In fact, the opposite appears true. A study found that due to the hygiene
factor, circumcised men had more varied sexual activities and were more
likely to receive oral sex. Women prefer sex with circumcised men because
of the better cleanliness and smell.
HIV prevention
Right now, what’s getting
the most attention is HIV prevention. At 60 to 70 percent effectiveness
in prevention, it’s like some vaccines. Uncircumcised men are also
about three times as likely to harbor HPV, which causes both penile
and cervical cancer. Almost 100 percent of penile cancer cases are in
uncircumcised men. And the risk of cervical cancer doubles in female
partners of uncircumcised men. Circumcision also protects against other
STDs, particularly Chlamydia (one of the most common STDs in American
teens and a cause of infertility). It’s twice as common in women who
have sex with uncircumcised men.
Benefits outweigh risks
Circumcision is an operation,
so there’s always risk of surgical complications. But if it’s performed
by an experienced operator, the risk of complication is about one in
three hundred. And even if there is
bad work performed, these complications are usually minor. In terms
of benefits versus risks, there’s just no contest.
Prevention, not abuse
There’s the argument that
circumcision violates newborn rights. But does that really make sense?

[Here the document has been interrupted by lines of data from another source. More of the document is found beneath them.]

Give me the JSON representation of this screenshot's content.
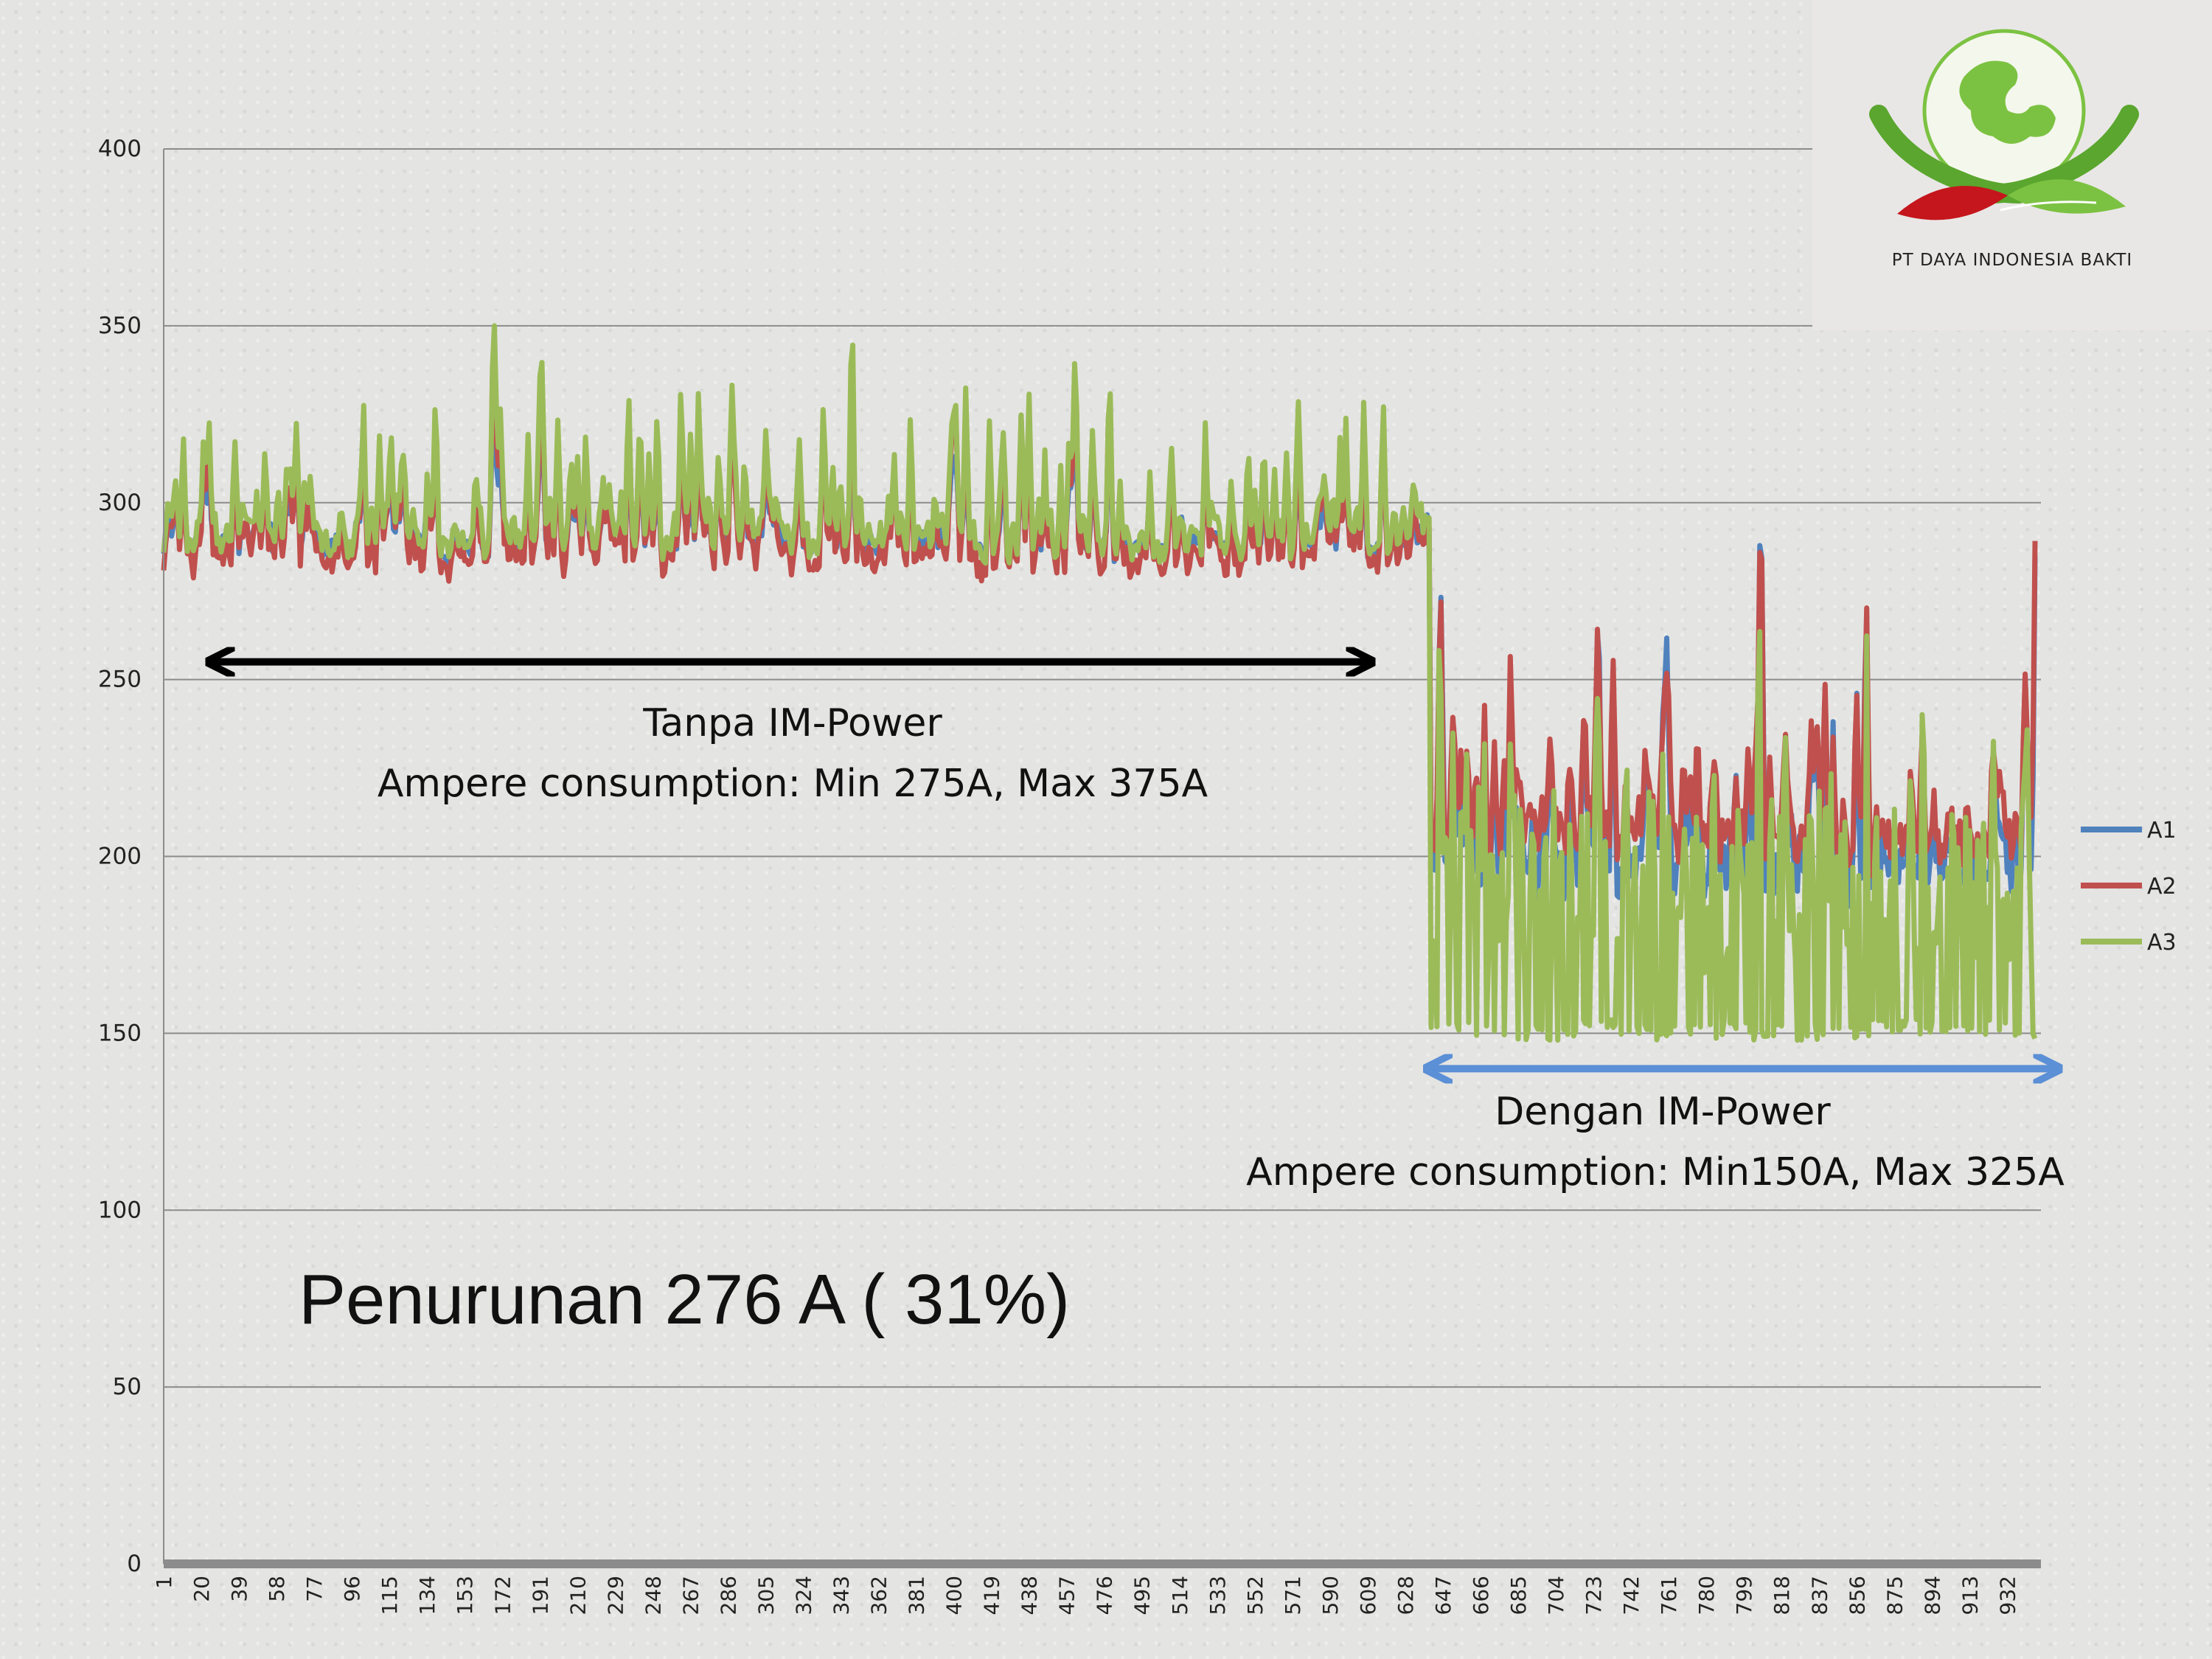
{
  "colors": {
    "A1": "#4f81bd",
    "A2": "#c0504d",
    "A3": "#9bbb59",
    "arrow_before": "#000000",
    "arrow_after": "#5b8fd6"
  },
  "logo": {
    "text": "PT DAYA INDONESIA BAKTI",
    "icon": "globe-hands-leaves-icon"
  },
  "chart_data": {
    "type": "line",
    "title": "",
    "xlabel": "",
    "ylabel": "",
    "ylim": [
      0,
      400
    ],
    "y_ticks": [
      0,
      50,
      100,
      150,
      200,
      250,
      300,
      350,
      400
    ],
    "x_range": [
      1,
      946
    ],
    "x_tick_labels": [
      "1",
      "20",
      "39",
      "58",
      "77",
      "96",
      "115",
      "134",
      "153",
      "172",
      "191",
      "210",
      "229",
      "248",
      "267",
      "286",
      "305",
      "324",
      "343",
      "362",
      "381",
      "400",
      "419",
      "438",
      "457",
      "476",
      "495",
      "514",
      "533",
      "552",
      "571",
      "590",
      "609",
      "628",
      "647",
      "666",
      "685",
      "704",
      "723",
      "742",
      "761",
      "780",
      "799",
      "818",
      "837",
      "856",
      "875",
      "894",
      "913",
      "932"
    ],
    "grid": "horizontal",
    "legend": "right",
    "series": [
      {
        "name": "A1",
        "color": "#4f81bd",
        "segments": [
          {
            "x_range": [
              1,
              640
            ],
            "min": 275,
            "baseline": 285,
            "max": 348
          },
          {
            "x_range": [
              640,
              946
            ],
            "min": 150,
            "baseline": 190,
            "max": 327
          }
        ]
      },
      {
        "name": "A2",
        "color": "#c0504d",
        "segments": [
          {
            "x_range": [
              1,
              640
            ],
            "min": 268,
            "baseline": 280,
            "max": 375
          },
          {
            "x_range": [
              640,
              946
            ],
            "min": 150,
            "baseline": 200,
            "max": 320
          }
        ]
      },
      {
        "name": "A3",
        "color": "#9bbb59",
        "segments": [
          {
            "x_range": [
              1,
              640
            ],
            "min": 270,
            "baseline": 285,
            "max": 380
          },
          {
            "x_range": [
              640,
              946
            ],
            "min": 148,
            "baseline": 175,
            "max": 298
          }
        ]
      }
    ],
    "annotations": {
      "before_title": "Tanpa IM-Power",
      "before_detail": "Ampere consumption: Min 275A, Max 375A",
      "after_title": "Dengan IM-Power",
      "after_detail": "Ampere consumption: Min150A, Max 325A",
      "reduction": "Penurunan 276 A ( 31%)",
      "before_x": [
        25,
        610
      ],
      "after_x": [
        640,
        957
      ],
      "arrow_y": 255,
      "arrow_after_y": 140
    }
  }
}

We’re talking about something that has significant benefits, just
like immunizations. You can’t ask
a baby if he wants it, and if you ask when he’s a toddler, he’d
say no. The parents make the decisions. We’re talking about a preventative
health measure here, not abuse."
Dr. Edgar Schoen, M.D., author of Ed Schoen on Circumcision, is a Clinical Professor of Pediatrics Emeritus at UC-San Francisco, spent 24 years as Chief of Pediatrics at Kaiser Permanente in Oakland and was Chairman of the American Academy of Pediatrics' 1989 Task Force on Circumcision.